# zoom/focus issue



## GlitcH (Aug 21, 2006)

Hey guys,

First let me say that I am and extreme newb when it comes to photography.

I've got a Sony HDR-SR1 that I've been playin around with for a few months and there is really just one thing about it that I dislike. I like taking macros but ya know when you have a subject at the back of the tank and you have to zoom in to fill the shot. Well, I can only zoom in about 25% of the total zoom capability before I loose the ability to focus on the subject.

My question would be.........is that normal for all cameras or is it cuz this is a video camera or maybe some other reason?

Thx guys,


----------



## Steven_Chong (Mar 17, 2005)

All cameras have limits to their focusing abilities. With point-and-shoots too, you have no manuel focus, so to re-focus you have to auto focus and quite frankly even some of the top-of-the-line-DSLRs are pretty stupid when it comes to auto-focusing at times.

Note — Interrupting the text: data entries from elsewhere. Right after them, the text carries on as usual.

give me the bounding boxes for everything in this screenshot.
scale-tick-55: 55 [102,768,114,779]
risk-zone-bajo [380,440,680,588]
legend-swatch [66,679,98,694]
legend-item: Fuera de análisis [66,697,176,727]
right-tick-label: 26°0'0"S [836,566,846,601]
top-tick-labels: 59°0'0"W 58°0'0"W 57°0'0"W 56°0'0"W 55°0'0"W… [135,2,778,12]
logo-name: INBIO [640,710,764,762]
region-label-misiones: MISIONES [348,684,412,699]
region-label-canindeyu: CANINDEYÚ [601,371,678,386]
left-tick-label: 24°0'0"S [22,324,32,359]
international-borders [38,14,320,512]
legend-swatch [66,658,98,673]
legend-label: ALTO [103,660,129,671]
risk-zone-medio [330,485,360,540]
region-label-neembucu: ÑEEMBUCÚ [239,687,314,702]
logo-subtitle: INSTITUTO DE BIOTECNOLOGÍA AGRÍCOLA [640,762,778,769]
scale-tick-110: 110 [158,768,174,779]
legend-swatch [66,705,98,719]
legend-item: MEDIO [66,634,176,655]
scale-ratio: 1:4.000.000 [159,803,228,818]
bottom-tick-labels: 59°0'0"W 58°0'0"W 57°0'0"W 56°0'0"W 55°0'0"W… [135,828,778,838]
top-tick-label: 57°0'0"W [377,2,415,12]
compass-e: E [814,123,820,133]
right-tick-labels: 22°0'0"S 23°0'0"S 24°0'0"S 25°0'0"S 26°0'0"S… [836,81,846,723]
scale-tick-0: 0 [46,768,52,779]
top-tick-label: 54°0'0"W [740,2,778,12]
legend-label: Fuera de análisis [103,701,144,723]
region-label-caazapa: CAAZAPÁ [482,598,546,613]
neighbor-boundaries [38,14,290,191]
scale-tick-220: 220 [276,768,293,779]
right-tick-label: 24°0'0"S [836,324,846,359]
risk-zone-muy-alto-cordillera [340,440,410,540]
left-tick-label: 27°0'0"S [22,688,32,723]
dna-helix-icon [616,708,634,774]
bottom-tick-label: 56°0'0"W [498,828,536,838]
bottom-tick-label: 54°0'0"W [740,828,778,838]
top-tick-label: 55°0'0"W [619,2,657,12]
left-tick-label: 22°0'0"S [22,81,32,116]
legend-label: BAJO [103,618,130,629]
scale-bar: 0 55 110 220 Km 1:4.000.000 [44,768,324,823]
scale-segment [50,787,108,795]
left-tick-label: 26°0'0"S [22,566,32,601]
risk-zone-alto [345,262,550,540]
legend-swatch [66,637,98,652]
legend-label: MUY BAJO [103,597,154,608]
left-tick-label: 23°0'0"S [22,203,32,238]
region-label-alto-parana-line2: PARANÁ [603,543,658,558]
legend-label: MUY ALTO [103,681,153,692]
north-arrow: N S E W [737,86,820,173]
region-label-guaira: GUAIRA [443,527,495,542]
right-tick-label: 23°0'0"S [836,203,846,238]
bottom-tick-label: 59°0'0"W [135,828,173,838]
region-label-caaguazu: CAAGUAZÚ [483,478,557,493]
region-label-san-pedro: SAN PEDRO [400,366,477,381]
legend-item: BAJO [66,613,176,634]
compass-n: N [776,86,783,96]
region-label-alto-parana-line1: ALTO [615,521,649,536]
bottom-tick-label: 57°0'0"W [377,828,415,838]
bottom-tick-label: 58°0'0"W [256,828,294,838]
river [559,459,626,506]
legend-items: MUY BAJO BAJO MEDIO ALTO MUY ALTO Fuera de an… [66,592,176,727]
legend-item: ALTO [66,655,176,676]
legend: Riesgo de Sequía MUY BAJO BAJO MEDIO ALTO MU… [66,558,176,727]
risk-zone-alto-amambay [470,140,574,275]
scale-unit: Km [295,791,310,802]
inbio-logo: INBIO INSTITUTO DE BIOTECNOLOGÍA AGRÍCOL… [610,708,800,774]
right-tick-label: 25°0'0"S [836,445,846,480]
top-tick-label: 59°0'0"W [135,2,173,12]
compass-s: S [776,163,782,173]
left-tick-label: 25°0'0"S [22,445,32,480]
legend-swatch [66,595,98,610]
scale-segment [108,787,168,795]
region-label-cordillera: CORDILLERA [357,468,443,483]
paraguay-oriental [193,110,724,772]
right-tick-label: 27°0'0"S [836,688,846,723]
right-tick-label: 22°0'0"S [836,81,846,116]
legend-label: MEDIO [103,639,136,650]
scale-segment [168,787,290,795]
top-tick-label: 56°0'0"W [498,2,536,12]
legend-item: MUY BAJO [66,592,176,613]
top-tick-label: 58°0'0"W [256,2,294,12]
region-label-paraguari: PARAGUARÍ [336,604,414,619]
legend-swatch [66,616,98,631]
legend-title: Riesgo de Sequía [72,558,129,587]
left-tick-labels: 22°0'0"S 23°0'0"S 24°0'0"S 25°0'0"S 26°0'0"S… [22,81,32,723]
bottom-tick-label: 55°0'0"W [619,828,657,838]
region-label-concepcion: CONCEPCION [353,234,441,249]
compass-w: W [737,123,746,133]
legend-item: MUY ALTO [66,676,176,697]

The camera doesn't know that no one wants to see the GSA on the glass so you shouldn't focus on it!!


----------



## GlitcH (Aug 21, 2006)

Thx Steven, for the reply. Maybe I should have mentioned that this cam has a manual focus.
That's a huge reason why I bought it. I've had a number of the dinky point and shoot cameras and always had AF issues so I went with this and the AF is pretty impressive. At least on the scale I'm used too. But still I can't focus on something at the back of the tank when slightly zoomed in.

If you guys think it will help, I could take a few shots to illustrate my problem.


----------



## Bert H (Mar 2, 2004)

As your focal length changes with your zooming in and out, your focusing ability will also change. The camera will have a maximum macro mag limit, and you're surpassing it by trying to make it 'bigger'.


----------